Ganso é, para mim, um dos poucos gênios que existem, hoje, no futebol. Entendo que Messi, Neimar, ele e Lucas, nesta ordem, são os grandes jogadores do futebol mundial. É fato que Ganso está parado há algum tempo e ficará, ainda, no Refis. Só deve retornar aos campos em novembro. Mas será, certamente, um diferencial em nosso time.

Aliás, é difícil criticar as contratações feitas por esta diretoria. Se os jogadores não vingam, é um outro problema. Mas quem pode negar que Osvaldo foi a sensação do Brasileiro do ano passado no Ceará? E Maicon, um dos melhores meias do campeonato, pelo Figueirense? Cortez foi eleito o melhor lateral do Brasileiro; Jadson era meia da Seleção Brasileira; Fernandinho foi e revelação de 2010; Marlos eleito o melhor jogador do Campeonato Paranaense; e RAfael Toloi? E Luis Fabiano?

Sei que pesam na balança do lado contrário jogadores como Paulo Assunção e Paulo Miranda. Mas o zagueiro está sendo útil e seu futebol vem crescendo jogo após jogo. Então, com ele, nem tudo está perdido.

Ainda nas contratações, Fernandão era desejo de todos, mas não vingou; Marlos não deu certo. Mas foi vendido por R$ 10 milhões; Fernandinho, da mesma forma, saiu por R$ 4 milhões. E a venda de Lucas, por mais de R$ 110 milhões, valor superior ao que vale o próprio Neimar?

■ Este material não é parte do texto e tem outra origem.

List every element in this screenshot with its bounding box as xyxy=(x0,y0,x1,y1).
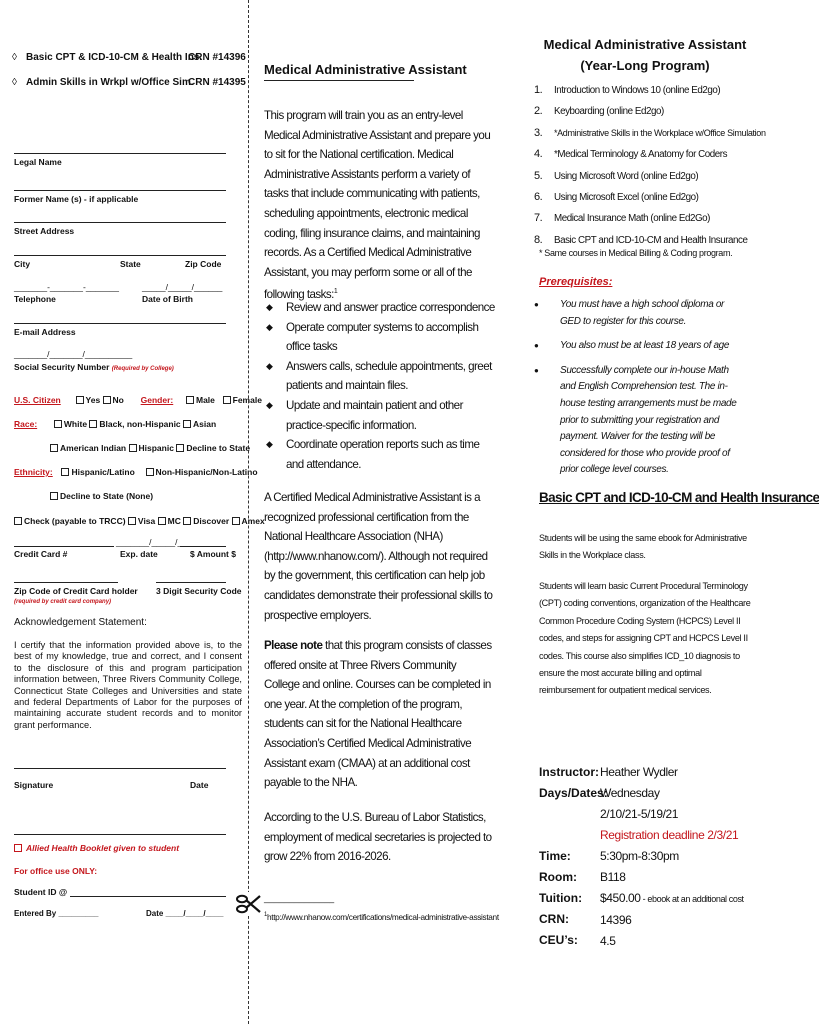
room-label: Room: xyxy=(539,870,577,884)
signature-field[interactable] xyxy=(14,768,226,769)
gender-label: Gender: xyxy=(140,395,174,405)
ethnicity-row-2 xyxy=(50,491,153,501)
days-label: Days/Dates: xyxy=(539,786,608,800)
ebook-paragraph: Students will be using the same ebook for Administrative Skills in the Workplace class. xyxy=(539,533,747,561)
booklet-label: Allied Health Booklet given to student xyxy=(26,843,180,853)
list-item: 6. Using Microsoft Excel (online Ed2go) xyxy=(534,191,699,204)
checkbox-icon[interactable] xyxy=(89,420,97,428)
former-name-label: Former Name (s) - if applicable xyxy=(14,194,139,204)
checkbox-icon[interactable] xyxy=(61,468,69,476)
checkbox-icon[interactable] xyxy=(223,396,231,404)
office-separator xyxy=(14,834,226,835)
pay-discover-option: Discover xyxy=(193,516,230,526)
credit-card-label: Credit Card # xyxy=(14,549,68,559)
pay-visa-option: Visa xyxy=(137,516,156,526)
telephone-label: Telephone xyxy=(14,294,56,304)
zip-cc-label: Zip Code of Credit Card holder xyxy=(14,586,138,596)
checkbox-icon[interactable] xyxy=(176,444,184,452)
state-label: State xyxy=(120,259,141,269)
signature-date-label: Date xyxy=(190,780,209,790)
crn-line-2 xyxy=(12,77,246,88)
signature-label: Signature xyxy=(14,780,54,790)
checkbox-icon[interactable] xyxy=(76,396,84,404)
prereq-list xyxy=(532,297,742,479)
certify-statement: I certify that the information provided above is, to the best of my knowledge, true and correct, and I consent to the disclosure of this and program participation information between, Three Rivers Community College, Connecticut State Colleges and Universities and state and federal Departments of Labor for the purposes of maintaining accurate student records and to monitor grant performance. xyxy=(14,640,242,730)
diamond-bullet-icon: ◆ xyxy=(266,439,273,450)
list-item: 1. Introduction to Windows 10 (online Ed2go) xyxy=(534,84,721,96)
list-item: ◆ Operate computer systems to accomplish office tasks xyxy=(266,318,498,357)
diamond-bullet-icon: ◆ xyxy=(266,321,273,332)
list-item: ● You also must be at least 18 years of age xyxy=(532,338,742,355)
diamond-bullet-icon: ◊ xyxy=(12,77,17,88)
checkbox-icon[interactable] xyxy=(129,444,137,452)
footnote-mark: 1 xyxy=(264,912,267,919)
room-value: B118 xyxy=(600,870,626,884)
dot-bullet-icon: ● xyxy=(534,341,539,351)
tuition-label: Tuition: xyxy=(539,891,583,905)
cert-paragraph: A Certified Medical Administrative Assistant is a recognized professional certification from the National Healthcare Association (NHA) (http://www.nhanow.com/). Although not required by the government, this certification can help job candidates demonstrate their professional skills to prospective employers. xyxy=(264,491,493,622)
list-item: 3. *Administrative Skills in the Workplace w/Office Simulation xyxy=(534,126,766,139)
checkbox-icon[interactable] xyxy=(50,444,58,452)
date-entered-label: Date ____/____/____ xyxy=(146,909,224,918)
ssn-note: (Required by College) xyxy=(111,366,174,372)
time-label: Time: xyxy=(539,849,571,863)
race-asian-option: Asian xyxy=(193,419,217,429)
us-citizen-label: U.S. Citizen xyxy=(14,395,61,405)
tuition-note: - ebook at an additional cost xyxy=(640,894,744,904)
intro-text: This program will train you as an entry-level Medical Administrative Assistant and prepare you to sit for the National certification. Medical Administrative Assistants perform a variety of tasks that include communicating with patients, scheduling appointments, electronic medical coding, filing insurance claims, and maintaining records. As a Certified Medical Administrative Assistant, you may perform some or all of the following tasks: xyxy=(264,109,491,302)
note-label: Please note xyxy=(264,639,323,652)
checkbox-icon[interactable] xyxy=(183,420,191,428)
checkbox-icon[interactable] xyxy=(103,396,111,404)
amount-label: $ Amount $ xyxy=(190,549,236,559)
instructor-label: Instructor: xyxy=(539,765,599,779)
instructor-value: Heather Wydler xyxy=(600,765,678,779)
race-white-option: White xyxy=(63,419,88,429)
credit-card-field[interactable] xyxy=(14,546,114,547)
learn-paragraph: Students will learn basic Current Procedural Terminology (CPT) coding conventions, organization of the Healthcare Common Procedure Coding System (HCPCS) Level II codes, and steps for assigning CPT and HCPCS Level II codes. This course also simplifies ICD_10 diagnosis to ensure the most accurate billing and optimal reimbursement for outpatient medical services. xyxy=(539,581,751,696)
intro-paragraph xyxy=(264,106,494,305)
checkbox-icon[interactable] xyxy=(14,844,22,852)
email-label: E-mail Address xyxy=(14,327,76,337)
prereq-heading: Prerequisites: xyxy=(539,276,613,288)
checkbox-icon[interactable] xyxy=(14,517,22,525)
bls-paragraph: According to the U.S. Bureau of Labor Statistics, employment of medical secretaries is projected to grow 22% from 2016-2026. xyxy=(264,811,492,864)
list-item: ◆ Update and maintain patient and other practice-specific information. xyxy=(266,396,498,435)
pay-check-option: Check (payable to TRCC) xyxy=(24,516,126,526)
amount-field[interactable] xyxy=(180,546,226,547)
legal-name-field[interactable] xyxy=(14,153,226,154)
entered-by-label: Entered By _________ xyxy=(14,909,99,918)
note-text: that this program consists of classes offered onsite at Three Rivers Community College and online. Courses can be completed in one year. At the completion of the program, students can sit for the National Healthcare Association’s Certified Medical Administrative Assistant exam (CMAA) at an additional cost payable to the NHA. xyxy=(264,639,492,790)
diamond-bullet-icon: ◆ xyxy=(266,360,273,371)
no-option: No xyxy=(112,395,124,405)
same-courses-note: * Same courses in Medical Billing & Coding program. xyxy=(539,248,733,258)
task-list xyxy=(266,298,498,474)
deadline-value: Registration deadline 2/3/21 xyxy=(600,828,739,842)
race-decline-option: Decline to State xyxy=(186,443,251,453)
checkbox-icon[interactable] xyxy=(158,517,166,525)
list-item: ● You must have a high school diploma or GED to register for this course. xyxy=(534,299,725,327)
checkbox-icon[interactable] xyxy=(128,517,136,525)
list-item: 4. *Medical Terminology & Anatomy for Coders xyxy=(534,148,728,161)
dot-bullet-icon: ● xyxy=(534,365,539,375)
cut-line xyxy=(248,0,249,1024)
booklet-row xyxy=(14,843,179,853)
city-label: City xyxy=(14,259,31,269)
checkbox-icon[interactable] xyxy=(50,492,58,500)
student-id-field[interactable] xyxy=(70,896,226,897)
zip-cc-field[interactable] xyxy=(14,582,118,583)
female-option: Female xyxy=(232,395,262,405)
ceu-value: 4.5 xyxy=(600,934,616,948)
legal-name-label: Legal Name xyxy=(14,157,62,167)
pay-mc-option: MC xyxy=(167,516,181,526)
checkbox-icon[interactable] xyxy=(146,468,154,476)
list-item: 5. Using Microsoft Word (online Ed2go) xyxy=(534,169,699,182)
exp-date-label: Exp. date xyxy=(120,549,158,559)
ceu-label: CEU’s: xyxy=(539,933,578,947)
crn-course-1: Basic CPT & ICD-10-CM & Health Ins. xyxy=(26,52,203,63)
info-values xyxy=(600,762,744,952)
day-value: Wednesday xyxy=(600,786,660,800)
course-list xyxy=(534,80,766,251)
time-value: 5:30pm-8:30pm xyxy=(600,849,679,863)
checkbox-icon[interactable] xyxy=(54,420,62,428)
race-label: Race: xyxy=(14,419,38,429)
ethnicity-row xyxy=(14,467,258,477)
diamond-bullet-icon: ◊ xyxy=(12,52,17,63)
info-labels xyxy=(539,762,608,951)
dot-bullet-icon: ● xyxy=(534,300,539,309)
crn-line-1 xyxy=(12,52,246,63)
payment-row xyxy=(14,516,265,526)
security-code-label: 3 Digit Security Code xyxy=(156,586,242,596)
telephone-field[interactable]: _______-_______-_______ xyxy=(14,282,119,292)
email-field[interactable] xyxy=(14,323,226,324)
checkbox-icon[interactable] xyxy=(183,517,191,525)
exp-date-field[interactable]: _______/_____/______ xyxy=(116,537,206,547)
city-state-zip-field[interactable] xyxy=(14,255,226,256)
zip-cc-note: (required by credit card company) xyxy=(14,599,112,605)
crn-value: 14396 xyxy=(600,913,632,927)
intro-footnote-mark: 1 xyxy=(333,288,338,296)
eth-hispanic-option: Hispanic/Latino xyxy=(71,467,135,477)
office-use-label: For office use ONLY: xyxy=(14,866,98,876)
citizen-gender-row xyxy=(14,395,262,405)
list-item: ◆ Answers calls, schedule appointments, greet patients and maintain files. xyxy=(266,357,498,396)
list-item: 2. Keyboarding (online Ed2go) xyxy=(534,105,664,118)
crn-label: CRN: xyxy=(539,912,569,926)
race-native-option: American Indian xyxy=(60,443,127,453)
list-item: ◆ Review and answer practice correspondence xyxy=(266,298,498,318)
yes-option: Yes xyxy=(85,395,101,405)
dob-label: Date of Birth xyxy=(142,294,193,304)
list-item: ◆ Coordinate operation reports such as time and attendance. xyxy=(266,435,498,474)
ack-heading: Acknowledgement Statement: xyxy=(14,617,147,628)
race-row-1 xyxy=(14,419,216,429)
street-address-label: Street Address xyxy=(14,226,75,236)
student-id-label: Student ID @ xyxy=(14,887,68,897)
eth-decline-option: Decline to State (None) xyxy=(60,491,154,501)
race-black-option: Black, non-Hispanic xyxy=(99,419,181,429)
dates-value: 2/10/21-5/19/21 xyxy=(600,807,679,821)
tuition-value: $450.00 xyxy=(600,891,641,905)
checkbox-icon[interactable] xyxy=(232,517,240,525)
pay-amex-option: Amex xyxy=(241,516,265,526)
diamond-bullet-icon: ◆ xyxy=(266,399,273,410)
former-name-field[interactable] xyxy=(14,190,226,191)
eth-non-option: Non-Hispanic/Non-Latino xyxy=(155,467,258,477)
street-address-field[interactable] xyxy=(14,222,226,223)
middle-title: Medical Administrative Assistant xyxy=(264,62,467,77)
list-item: ● Successfully complete our in-house Math and English Comprehension test. The in-house testing arrangements must be made prior to submitting your registration and payment. Waiver for the testing will be considered for those who provide proof of prior college level courses. xyxy=(534,364,737,476)
list-item: 7. Medical Insurance Math (online Ed2Go) xyxy=(534,212,710,225)
ssn-field[interactable]: _______/_______/__________ xyxy=(14,349,133,359)
zip-label: Zip Code xyxy=(185,259,222,269)
race-row-2 xyxy=(50,443,250,453)
dob-field[interactable]: _____/_____/______ xyxy=(142,282,223,292)
right-title-line-1: Medical Administrative Assistant xyxy=(543,37,747,52)
right-title xyxy=(532,34,758,76)
security-code-field[interactable] xyxy=(156,582,226,583)
crn-course-2: Admin Skills in Wrkpl w/Office Sim. xyxy=(26,77,194,88)
race-hispanic-option: Hispanic xyxy=(138,443,174,453)
middle-title-underline xyxy=(264,80,414,81)
crn-number-1: CRN #14396 xyxy=(188,52,246,63)
footnote-url[interactable]: http://www.nhanow.com/certifications/medical-administrative-assistant xyxy=(267,912,499,922)
ethnicity-label: Ethnicity: xyxy=(14,467,53,477)
section-heading: Basic CPT and ICD-10-CM and Health Insurance xyxy=(539,490,819,505)
note-paragraph xyxy=(264,636,494,793)
crn-number-2: CRN #14395 xyxy=(188,77,246,88)
footnote-rule: ______________ xyxy=(264,893,335,903)
scissors-icon xyxy=(229,890,267,918)
checkbox-icon[interactable] xyxy=(186,396,194,404)
right-title-line-2: (Year-Long Program) xyxy=(580,58,710,73)
male-option: Male xyxy=(195,395,215,405)
ssn-label: Social Security Number (Required by College) xyxy=(14,362,174,372)
footnote xyxy=(264,912,499,922)
diamond-bullet-icon: ◆ xyxy=(266,302,273,312)
list-item: 8. Basic CPT and ICD-10-CM and Health Insurance xyxy=(534,233,748,246)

E agora outra: Cleber Santana, que havia sido destaque no Santos e estava bem na Europa, aqui foi mal. Mas, emprestado para ali e acolá, foi, agora, vendido ao Flamengo. Além de se livrar de um super-salário de R$ 150 mil mensais, pois mesmo emprestado ao Avaí, o São Paulo arcava com a diferença salarial, ainda vai receber Negueba de graça, por um ano, com opção de compra em definitivo do jogador. Negueba foi uma revelação do Flamengo, é jogador rápido, driblador e já trabalhou com Ney Franco nas Seleções de base. Poderá ser muito útil ano que vem, quando não teremos mais Lucas.

Então, pelo que aconteceu nestes últimos dias, tiro o chapéu para a diretoria. Nunca deixarei de criticar as coisas erradas, mas sei reconhecer a coisas certas. E nessa negociação envolvendo Ganso, me enchi de orgulho por ver que o São Paulo ainda sabe agir – e ser respeitado – como um time grande, que nunca deixou de ser.